Although they do not yet have numbers for 2021, the Central Missouri Stop Human Traffic Coalition reported in 2020 that they have served, on average, more than 60 survivors each year since they began in 2008.

Nanette Ward, board administrator and lawyer, said they started with all their education efforts, but very quickly got involved with law enforcement officials, especially the office. of the Western United States Attorney for the Western District of Missouri.

“As a volunteer advocate, I deal with human trafficking issues 24/7,” Ward said. “This week someone showed up at the Room at the Inn Homeless Shelter in Columbia. A volunteer there recognized the signs that they had just come out of trafficking. was able to put the victim in a recovery program. While we were working with her, she broke down in tears, saying that just knowing she would be in a safe place meant so much. “

Ward said other survivors refer people they know to them because they know they can trust the coalition.

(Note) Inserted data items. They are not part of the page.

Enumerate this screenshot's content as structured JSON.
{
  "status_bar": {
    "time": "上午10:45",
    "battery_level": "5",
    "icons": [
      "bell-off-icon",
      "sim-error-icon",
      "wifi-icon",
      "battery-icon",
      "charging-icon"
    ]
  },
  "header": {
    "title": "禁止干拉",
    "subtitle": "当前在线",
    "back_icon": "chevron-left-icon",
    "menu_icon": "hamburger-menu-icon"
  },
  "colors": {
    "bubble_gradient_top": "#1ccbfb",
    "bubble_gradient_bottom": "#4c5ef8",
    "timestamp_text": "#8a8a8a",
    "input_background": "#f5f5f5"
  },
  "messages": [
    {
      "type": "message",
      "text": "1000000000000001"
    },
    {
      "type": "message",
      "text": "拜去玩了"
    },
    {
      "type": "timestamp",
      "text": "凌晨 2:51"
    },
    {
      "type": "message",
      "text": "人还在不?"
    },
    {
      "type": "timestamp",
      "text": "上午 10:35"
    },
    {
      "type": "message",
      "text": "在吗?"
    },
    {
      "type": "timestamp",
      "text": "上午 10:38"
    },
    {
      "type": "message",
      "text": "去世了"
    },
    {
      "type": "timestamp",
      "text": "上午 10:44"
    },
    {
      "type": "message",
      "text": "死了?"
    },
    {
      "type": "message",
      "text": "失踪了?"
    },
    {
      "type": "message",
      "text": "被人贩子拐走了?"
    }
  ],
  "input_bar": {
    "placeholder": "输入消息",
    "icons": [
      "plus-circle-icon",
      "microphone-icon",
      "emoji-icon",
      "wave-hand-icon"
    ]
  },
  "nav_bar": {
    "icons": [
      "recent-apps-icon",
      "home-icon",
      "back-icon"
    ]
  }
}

“It’s life-saving work, and we’re so grateful to have volunteers and donors helping us with this cause,” Ward said. “COVID has left many people desperate, leading to the degradation and loss of humanity.

“There is no one who should not be concerned and ready to receive more education to identify a potential victim of human trafficking,” Ward added. “Don’t think that this is just happening somewhere else or to someone else. It’s here, in our own community. There is no excuse for any of us not to believe that we do not. there is no way you can make a difference to change the lives of these victims. “

If you suspect that a person is being forced into an activity they cannot get away from – whether it’s commercial sex, housework, farm work, or some other activity – call the National Human Trafficking Resource Center hotline at 1-888-373. -7888 or send an SMS to BeFree (233733). Information is also available online at humantraffickinghotline.org.

If you are interested in volunteering or donating to the coalition, visit their website, stophumantraffickingmo.com, or call 866-590-5959.